O preço do petróleo Brent caiu quase pela metade desde junho, operando um pouco acima de 60 dólares o barril, nível visto pela última vez no início de 2009, durante a crise financeira.


No mercado de carvão, o contrato futuro de referência europeu caiu para menos de 70 dólares por tonelada, nível comparável antes do boom e do colapso de 2007-2009.


O minério de ferro cai pela metade a menos de 69 dólares por tonelada, com a redução do crescimento da demanda do maior mercado do mundo, a China.


Analistas inicialmente apontaram para o aumento da produção de petróleo e da mineração, bem como a eficiência energética e fontes alternativas, como as energias renováveis, como os principais fatores por trás da queda.
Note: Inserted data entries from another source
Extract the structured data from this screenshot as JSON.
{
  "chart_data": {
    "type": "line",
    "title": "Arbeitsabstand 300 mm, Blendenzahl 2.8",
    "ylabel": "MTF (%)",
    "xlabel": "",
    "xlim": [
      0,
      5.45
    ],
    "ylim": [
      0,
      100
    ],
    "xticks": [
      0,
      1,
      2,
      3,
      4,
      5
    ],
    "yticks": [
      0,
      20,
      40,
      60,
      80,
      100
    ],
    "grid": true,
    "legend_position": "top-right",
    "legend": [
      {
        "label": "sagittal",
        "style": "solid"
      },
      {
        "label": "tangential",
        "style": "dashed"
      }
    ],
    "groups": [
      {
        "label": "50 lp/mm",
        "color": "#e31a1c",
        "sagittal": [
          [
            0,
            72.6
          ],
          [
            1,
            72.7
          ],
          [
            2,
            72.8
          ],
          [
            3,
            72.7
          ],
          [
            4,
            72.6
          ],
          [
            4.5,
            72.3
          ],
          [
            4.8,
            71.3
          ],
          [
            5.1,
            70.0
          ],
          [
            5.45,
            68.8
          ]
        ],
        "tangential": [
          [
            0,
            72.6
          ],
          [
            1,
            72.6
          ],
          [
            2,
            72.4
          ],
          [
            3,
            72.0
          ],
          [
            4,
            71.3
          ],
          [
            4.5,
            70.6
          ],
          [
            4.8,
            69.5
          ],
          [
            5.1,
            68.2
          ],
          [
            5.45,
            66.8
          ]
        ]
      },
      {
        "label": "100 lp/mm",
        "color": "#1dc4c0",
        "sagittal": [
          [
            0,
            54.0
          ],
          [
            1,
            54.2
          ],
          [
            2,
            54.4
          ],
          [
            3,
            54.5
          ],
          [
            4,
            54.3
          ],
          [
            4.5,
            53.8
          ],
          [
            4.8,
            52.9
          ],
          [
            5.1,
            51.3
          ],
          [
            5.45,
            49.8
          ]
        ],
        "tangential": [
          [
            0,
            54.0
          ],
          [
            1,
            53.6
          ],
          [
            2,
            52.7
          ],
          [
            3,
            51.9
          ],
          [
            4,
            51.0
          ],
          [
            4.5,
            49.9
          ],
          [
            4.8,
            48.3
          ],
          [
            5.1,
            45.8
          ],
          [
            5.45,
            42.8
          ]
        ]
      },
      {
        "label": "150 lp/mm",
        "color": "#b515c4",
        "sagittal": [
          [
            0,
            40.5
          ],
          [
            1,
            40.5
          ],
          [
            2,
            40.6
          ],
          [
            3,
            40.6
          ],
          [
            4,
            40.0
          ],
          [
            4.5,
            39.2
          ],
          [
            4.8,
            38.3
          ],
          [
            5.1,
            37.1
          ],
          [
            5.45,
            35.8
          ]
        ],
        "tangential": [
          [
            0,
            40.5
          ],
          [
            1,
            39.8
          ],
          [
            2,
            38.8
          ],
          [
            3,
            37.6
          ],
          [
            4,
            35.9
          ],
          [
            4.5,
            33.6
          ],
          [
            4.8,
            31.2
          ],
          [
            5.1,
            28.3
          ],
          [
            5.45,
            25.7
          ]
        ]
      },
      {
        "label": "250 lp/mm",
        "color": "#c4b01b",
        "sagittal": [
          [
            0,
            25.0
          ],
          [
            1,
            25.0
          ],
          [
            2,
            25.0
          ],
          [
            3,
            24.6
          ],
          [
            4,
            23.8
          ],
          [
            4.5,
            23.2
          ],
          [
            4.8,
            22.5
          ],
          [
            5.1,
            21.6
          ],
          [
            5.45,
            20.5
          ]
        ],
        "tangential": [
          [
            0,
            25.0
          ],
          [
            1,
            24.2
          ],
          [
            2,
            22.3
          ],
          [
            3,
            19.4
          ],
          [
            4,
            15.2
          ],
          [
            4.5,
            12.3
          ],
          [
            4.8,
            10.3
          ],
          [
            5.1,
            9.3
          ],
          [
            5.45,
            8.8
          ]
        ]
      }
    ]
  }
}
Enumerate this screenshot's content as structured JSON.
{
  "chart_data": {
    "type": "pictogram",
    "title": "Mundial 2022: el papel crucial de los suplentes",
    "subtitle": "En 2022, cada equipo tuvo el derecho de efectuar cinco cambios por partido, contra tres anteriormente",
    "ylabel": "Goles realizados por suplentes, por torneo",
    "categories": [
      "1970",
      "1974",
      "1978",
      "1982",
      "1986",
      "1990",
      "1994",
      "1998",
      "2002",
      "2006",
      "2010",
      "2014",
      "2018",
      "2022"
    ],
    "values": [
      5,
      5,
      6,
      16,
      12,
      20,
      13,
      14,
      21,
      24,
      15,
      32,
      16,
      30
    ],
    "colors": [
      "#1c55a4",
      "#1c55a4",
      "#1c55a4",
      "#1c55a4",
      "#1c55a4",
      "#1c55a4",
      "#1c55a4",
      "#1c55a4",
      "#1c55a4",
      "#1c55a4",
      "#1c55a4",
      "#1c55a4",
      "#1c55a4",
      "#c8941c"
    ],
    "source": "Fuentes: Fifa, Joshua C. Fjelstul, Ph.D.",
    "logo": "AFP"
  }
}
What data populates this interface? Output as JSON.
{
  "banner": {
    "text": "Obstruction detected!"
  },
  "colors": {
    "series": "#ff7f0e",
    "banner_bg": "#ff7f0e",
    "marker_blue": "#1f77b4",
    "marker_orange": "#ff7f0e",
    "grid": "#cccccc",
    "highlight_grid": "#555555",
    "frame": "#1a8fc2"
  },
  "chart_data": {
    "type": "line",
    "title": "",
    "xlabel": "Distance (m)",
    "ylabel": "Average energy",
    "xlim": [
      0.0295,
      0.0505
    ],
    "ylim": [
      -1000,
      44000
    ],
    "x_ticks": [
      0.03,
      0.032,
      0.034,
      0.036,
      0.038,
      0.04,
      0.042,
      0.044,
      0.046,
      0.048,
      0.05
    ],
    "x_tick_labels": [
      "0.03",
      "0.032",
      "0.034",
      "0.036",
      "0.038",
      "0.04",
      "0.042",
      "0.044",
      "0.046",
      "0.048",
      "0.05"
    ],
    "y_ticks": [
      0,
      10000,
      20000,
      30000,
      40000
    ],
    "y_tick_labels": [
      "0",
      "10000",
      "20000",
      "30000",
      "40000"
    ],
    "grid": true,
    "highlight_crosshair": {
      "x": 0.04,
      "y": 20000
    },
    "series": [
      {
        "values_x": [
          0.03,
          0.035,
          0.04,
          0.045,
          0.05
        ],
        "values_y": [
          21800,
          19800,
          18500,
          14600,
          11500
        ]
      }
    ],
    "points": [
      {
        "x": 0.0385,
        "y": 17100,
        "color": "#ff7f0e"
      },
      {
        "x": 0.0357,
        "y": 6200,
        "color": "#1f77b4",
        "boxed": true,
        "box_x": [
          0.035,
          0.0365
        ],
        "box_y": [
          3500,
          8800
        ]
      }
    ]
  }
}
Mas sem um fim à vista para a queda dos preços, tornou-se evidente que um resfriamento significativo das economias emergentes, bem como problemas em mercados desenvolvidos, como Europa e Japão, também fazem parte do jogo, especialmente depois de o grupo produtor de petróleo Opep dizer que não iria cortar a produção para sustentar os preços.
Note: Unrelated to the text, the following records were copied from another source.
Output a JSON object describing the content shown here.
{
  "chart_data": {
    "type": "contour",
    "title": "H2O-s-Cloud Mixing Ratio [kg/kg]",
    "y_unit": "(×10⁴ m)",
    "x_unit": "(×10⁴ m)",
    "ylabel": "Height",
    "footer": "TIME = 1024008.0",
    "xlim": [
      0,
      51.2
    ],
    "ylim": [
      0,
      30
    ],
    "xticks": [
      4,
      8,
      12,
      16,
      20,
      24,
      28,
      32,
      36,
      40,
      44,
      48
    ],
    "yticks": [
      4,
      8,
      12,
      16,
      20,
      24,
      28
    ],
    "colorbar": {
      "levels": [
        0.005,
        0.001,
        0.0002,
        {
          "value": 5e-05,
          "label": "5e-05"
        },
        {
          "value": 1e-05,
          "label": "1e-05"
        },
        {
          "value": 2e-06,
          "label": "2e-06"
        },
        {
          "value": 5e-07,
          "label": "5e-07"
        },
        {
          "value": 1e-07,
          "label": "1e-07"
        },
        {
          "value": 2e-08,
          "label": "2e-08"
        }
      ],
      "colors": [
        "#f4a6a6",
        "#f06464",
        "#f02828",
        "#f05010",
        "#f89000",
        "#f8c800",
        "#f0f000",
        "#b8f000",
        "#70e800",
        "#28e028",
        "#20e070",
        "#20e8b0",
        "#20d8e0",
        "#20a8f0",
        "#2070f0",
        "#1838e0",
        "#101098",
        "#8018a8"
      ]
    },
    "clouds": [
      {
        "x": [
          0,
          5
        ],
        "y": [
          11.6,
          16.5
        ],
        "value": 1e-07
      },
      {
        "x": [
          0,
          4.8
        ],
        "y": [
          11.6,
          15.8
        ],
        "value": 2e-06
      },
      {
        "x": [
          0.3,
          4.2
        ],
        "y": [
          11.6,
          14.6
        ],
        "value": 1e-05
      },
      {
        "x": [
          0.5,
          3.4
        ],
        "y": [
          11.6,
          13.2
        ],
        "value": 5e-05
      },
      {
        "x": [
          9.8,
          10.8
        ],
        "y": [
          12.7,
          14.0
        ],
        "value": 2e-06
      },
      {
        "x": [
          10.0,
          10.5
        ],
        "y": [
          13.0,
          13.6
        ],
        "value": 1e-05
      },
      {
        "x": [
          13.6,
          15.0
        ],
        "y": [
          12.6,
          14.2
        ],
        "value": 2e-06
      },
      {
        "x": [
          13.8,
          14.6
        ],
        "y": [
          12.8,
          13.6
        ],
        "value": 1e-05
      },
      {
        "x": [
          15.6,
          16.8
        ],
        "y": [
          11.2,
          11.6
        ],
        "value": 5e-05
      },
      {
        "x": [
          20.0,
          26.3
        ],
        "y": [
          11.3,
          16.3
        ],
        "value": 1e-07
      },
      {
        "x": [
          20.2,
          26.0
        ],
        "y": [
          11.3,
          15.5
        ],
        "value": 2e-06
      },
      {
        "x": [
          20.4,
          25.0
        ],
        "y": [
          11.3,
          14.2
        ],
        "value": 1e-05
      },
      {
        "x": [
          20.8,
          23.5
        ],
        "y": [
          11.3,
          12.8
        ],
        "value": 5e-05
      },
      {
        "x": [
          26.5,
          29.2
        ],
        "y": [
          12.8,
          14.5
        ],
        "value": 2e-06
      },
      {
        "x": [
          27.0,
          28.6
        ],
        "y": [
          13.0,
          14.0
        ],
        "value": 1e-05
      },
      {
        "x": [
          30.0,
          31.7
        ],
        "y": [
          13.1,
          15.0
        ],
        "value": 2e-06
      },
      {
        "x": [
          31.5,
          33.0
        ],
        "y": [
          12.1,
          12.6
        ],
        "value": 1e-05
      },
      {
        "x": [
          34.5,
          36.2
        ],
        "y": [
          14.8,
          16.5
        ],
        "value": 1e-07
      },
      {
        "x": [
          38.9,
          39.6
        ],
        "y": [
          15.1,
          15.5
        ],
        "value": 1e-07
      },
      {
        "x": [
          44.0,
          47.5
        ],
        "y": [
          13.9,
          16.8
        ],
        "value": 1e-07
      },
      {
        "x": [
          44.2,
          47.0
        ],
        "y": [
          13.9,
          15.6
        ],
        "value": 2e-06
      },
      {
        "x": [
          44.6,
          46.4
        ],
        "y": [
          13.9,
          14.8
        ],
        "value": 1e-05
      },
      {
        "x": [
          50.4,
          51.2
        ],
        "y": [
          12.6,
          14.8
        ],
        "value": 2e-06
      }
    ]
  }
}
"Uma demanda global mais suave e o crescimento sem precedentes da oferta estão pesando sobre os índices mundiais de petróleo, com os preços caindo para níveis não vistos desde a crise financeira global" disse o National Australia Bank nesta segunda-feira.


"Ventos contrários ao crescimento global devem vir da fraqueza do Japão, da zona do euro e da América Latina", acrescentou.


O Morgan Stanley também apontou a China como uma explicação para a queda dos preços: "Nossa equipe econômica reduziu as estimativas de crescimento chinês e global... isso também nos levou para reduzir nossa perspectiva de demanda", disse o banco.


Enquanto a queda nos mercados de petróleo é relativamente recente --com o aumento da produção do petróleo da América do Norte ajudando a oferta a superar a demanda em momento de crescimento opaco da economia global-- os preços do carvão e minério de ferro estão em tendência decrescente desde 2011.


Mas foi no início deste ano que os analistas apontaram pela primeira vez para a fraqueza nos mercados emergentes, bem como aumento da produção de minério.


O carvão está intimamente ligado à industrialização das economias emergentes, sendo o combustível mais barato para a eletricidade, e o crescimento dos mercados emergentes tem ficado mais lento desde 2013.


O minério de ferro é visto como um indicador chave da economia chinesa, que é de longe o maior produtor de aço do mundo.


Além dos fundamentos, analistas dizem que a perspectiva técnica para o petróleo e o carvão também é fraca, especialmente se as barreiras de 60 dólares o barril e de 70 dólares a tonelada forem rompidos.